Culture  /  First Person

The Oral History of Lilith Fair, As Told By the Women Who Lived It

It was a time when promoters were telling women in music: “You can’t put two women on the same bill. People won’t come.”
Jason Philbrook/Wikimedia Commons

Imagine many of the country’s most influential women all gathered together to stand up for gender equality on a national stage. There are stars performing before a massive crowd, Planned Parenthood booths­ (along with protesters), and reporters from news outlets analyzing what this event says about the state of women’s rights. Sounds like a scene from the Women’s March on Washington—but it actually occurred 20 years ago this summer with the debut of Lilith Fair, a music festival designed to give women the same lucrative touring gigs as men. Cofounded by singer-songwriter Sarah McLachlan, this multicity tour broke new ground, from the all-female talent lineup that promoters said would never work, to the controversies it ignited in the media about race and feminism. Here McLachlan and some of her fellow Lilith performers talk candidly about a cultural movement lauded by fans for its feminist ideals and lambasted by critics for its lack of diversity. And a new generation of performers reflect on the legacy of Lilith Fair and why their own fight for equality in the music industry continues.
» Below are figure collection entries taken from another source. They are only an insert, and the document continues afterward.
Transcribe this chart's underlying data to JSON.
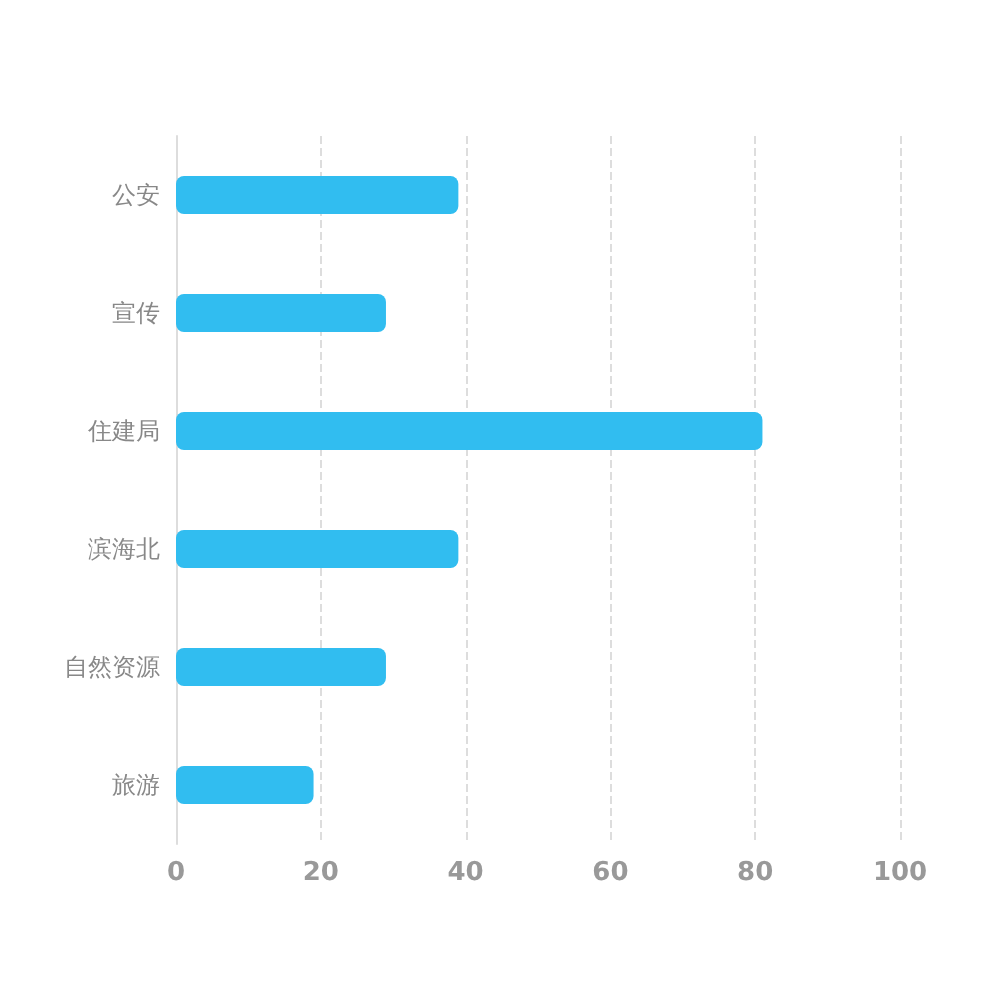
{
  "chart_data": {
    "type": "bar",
    "orientation": "horizontal",
    "categories": [
      "公安",
      "宣传",
      "住建局",
      "滨海北",
      "自然资源",
      "旅游"
    ],
    "values": [
      39,
      29,
      81,
      39,
      29,
      19
    ],
    "color": "#31bdf0",
    "xlim": [
      0,
      100
    ],
    "xticks": [
      0,
      20,
      40,
      60,
      80,
      100
    ],
    "grid": "x"
  }
}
The 1990s were a strange time for women musicians. On the one hand, the singer-songwriter movement was ushering in young female stars like Tori Amos, Tracy Chapman, and McLachlan. But women still had to fight harder than the guys for radio airtime and touring slots. In 1996, McLachlan was 28, still climbing the charts with singles from her breakthrough album, Fumbling Toward Ecstasy, and struggling to write the follow-up, Surfacing, which would become her best-selling record. Searching for inspiration, she organized a mini festival—a gathering that would ultimately morph into Lilith Fair.

SARAH McLACHLAN (singer, cofounder of Lilith Fair): We looked around [at other tours] and thought, Wow, they’re just full of men. And yet there’s all this amazing music being made by women right now. So why is that not being represented?